In the Passenger Seat
Placing students in the driver’s seat, guiding their own learning as the educator facilitates from the sidelines is sometimes uncomfortable. If you have taught anyone how to drive, you know the feeling quite well. It’s easy to have the new driver in the passenger seat showing them what all the different gears and buttons are for. It’s easy to be driving and explaining why you are yielding or why you are turning your indicator light on at a certain time. However, when you switch sides and place the learner in the driver’s seat, all of a sudden, it’s not so easy anymore. In fact, the loss of control is often frightening.
Will they brake in time? Will they yield for that pedestrian about to cross the road? Will they change lanes smoothly?
Perhaps the hardest of all is, as the “expert” driver in the passenger seat, you have to resist the urge to jump in and tell them what to do at each and every turn. They can watch others drive, read the DMVs handy booklet, and score perfect marks on the written exam; however, it is not until they are in the driver’s seat applying the content learned that they will develop the skills required to be out on the road on their own.
Why then should the classroom be any different? As designers of the learning experience in your classroom how are you allowing your students to master and apply the skills needed to thrive in today’s ever changing world?
Understanding by Design
Time and time again, I hear educators talk about all the things they wish they could do in their classroom. I would love for my AP students to do projects and apply their knowledge but I have to lecture through 44 chapters. I would love to do more writing in the history classroom, but I have too much content to cover, and the list goes on and on.
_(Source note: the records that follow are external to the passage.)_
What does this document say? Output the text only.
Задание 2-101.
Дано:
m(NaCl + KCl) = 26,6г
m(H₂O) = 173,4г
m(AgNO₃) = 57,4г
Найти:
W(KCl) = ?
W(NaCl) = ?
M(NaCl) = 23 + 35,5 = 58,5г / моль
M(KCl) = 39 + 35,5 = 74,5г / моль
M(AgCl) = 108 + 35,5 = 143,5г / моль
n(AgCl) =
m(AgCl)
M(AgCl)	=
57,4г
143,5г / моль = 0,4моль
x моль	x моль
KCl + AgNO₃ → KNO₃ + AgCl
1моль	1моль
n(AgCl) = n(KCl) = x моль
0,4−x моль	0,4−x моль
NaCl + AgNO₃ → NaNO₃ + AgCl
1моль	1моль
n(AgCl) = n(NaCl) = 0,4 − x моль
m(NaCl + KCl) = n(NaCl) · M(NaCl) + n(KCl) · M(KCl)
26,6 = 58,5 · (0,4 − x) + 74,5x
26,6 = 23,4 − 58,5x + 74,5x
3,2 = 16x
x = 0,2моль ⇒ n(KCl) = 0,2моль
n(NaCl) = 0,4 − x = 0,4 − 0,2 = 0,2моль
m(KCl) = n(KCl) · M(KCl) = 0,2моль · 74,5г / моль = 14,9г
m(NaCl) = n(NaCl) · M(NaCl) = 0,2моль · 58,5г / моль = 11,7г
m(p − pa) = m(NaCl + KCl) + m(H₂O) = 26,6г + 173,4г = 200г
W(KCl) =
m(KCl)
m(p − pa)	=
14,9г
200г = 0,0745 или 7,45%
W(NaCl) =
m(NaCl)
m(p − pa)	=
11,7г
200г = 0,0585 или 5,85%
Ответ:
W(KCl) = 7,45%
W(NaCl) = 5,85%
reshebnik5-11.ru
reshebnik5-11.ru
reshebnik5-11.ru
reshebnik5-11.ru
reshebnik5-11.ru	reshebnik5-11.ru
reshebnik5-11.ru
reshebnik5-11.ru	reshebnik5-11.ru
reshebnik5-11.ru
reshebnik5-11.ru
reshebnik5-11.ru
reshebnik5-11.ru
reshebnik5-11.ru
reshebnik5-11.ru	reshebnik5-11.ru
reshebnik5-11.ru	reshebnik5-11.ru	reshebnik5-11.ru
Students spend a significant part of their day in our classrooms, and if we had to showcase the learning experiences we design, how proud would we be of what appeared on the runway?
The Understanding by Design Model by Grant Wiggins and Jay McTighe presents educators with a backwards design model that allows us to thoughtfully select and design the learning experiences for our student’s by reflecting upon three steps:
The rise of mobile technology, particularly iPad, redefines the power of a student’s ability to demonstrate what they know. However, as exciting as all of this sounds, many educators once again come back to the issue of time.
We often think of time in the classroom as belonging to the educator. We often forget that there are many other people in the room who also value their time. One of the great responsibilities I believe we have as educators is respecting students time by providing them with meaningful and relevant learning experiences. Let’s take a look at the flipped classroom that allows learners to travel on a path described by the EdTechTeacher team as one of consumption to creation.
The Flipped Classroom
The flipped classroom is a method where teachers post videos of lectures for homework, and when students come to class, they can ask questions and engage in activities that allow them to demonstrate what they have learned. However, it is important to reflect upon how it is being used to enhance the learning experience. When reflecting upon the use of technology, the SAMR model by Dr. Ruben Puentedura is extremely helpful.
When creating a screencast or selecting a video for students to view ask, “Am I using this as a substitution? Am I merely recording myself as the sage on the stage and asking students to watch at home instead of watching me in the classroom? Or am I redefining the way in which content is being shared?”
I struggled deeply with the idea of just a recording, especially if it wasn’t one I had created. I definitely believe in not having to reinvent the wheel, but I also believe in building a rapport and relationship with students. Just because I wasn’t sharing content in the classroom didn’t mean that I shouldn’t be a part of it. I wanted to facilitate their learning at home by being able to pose questions and guide their learning.
Everything came together when I found Touchcast. Touchcast allows me to merge together videos and the web together all while being part of the presentation. It redefines the meaning of delivering content for students to view at home. I can use it to take students on a journey of the past as they explore videos, sources and sites. They can choose what they would like to investigate further.
When we meet back in class, instead of having a group of students who have each spent time watching the same video, I have students who have explored different resources and are able to share their knowledge leading to deeper levels of conversations. I no longer spend my classroom time laying the foundation for ideas, we spend our time investigating, collaborating and creating. It is this investigation that allows students to engage in their world, engage in current events and engage in the exploration of their talents. It is this investigation that allows students to develop key skills like being able to articulate their point of view, collaborate and work as a team, identify their strengths and develop their weaknesses. This is the potential of the flipped classroom.
Credit: Fairmont Education Group
Tomorrow, when the world is different from when students of today were in school will they have the skills to navigate changes that come their way. As Patrick Larkin says, “Stay uncomfortable!” Place the student in the drivers seat as together you discover, innovate and share.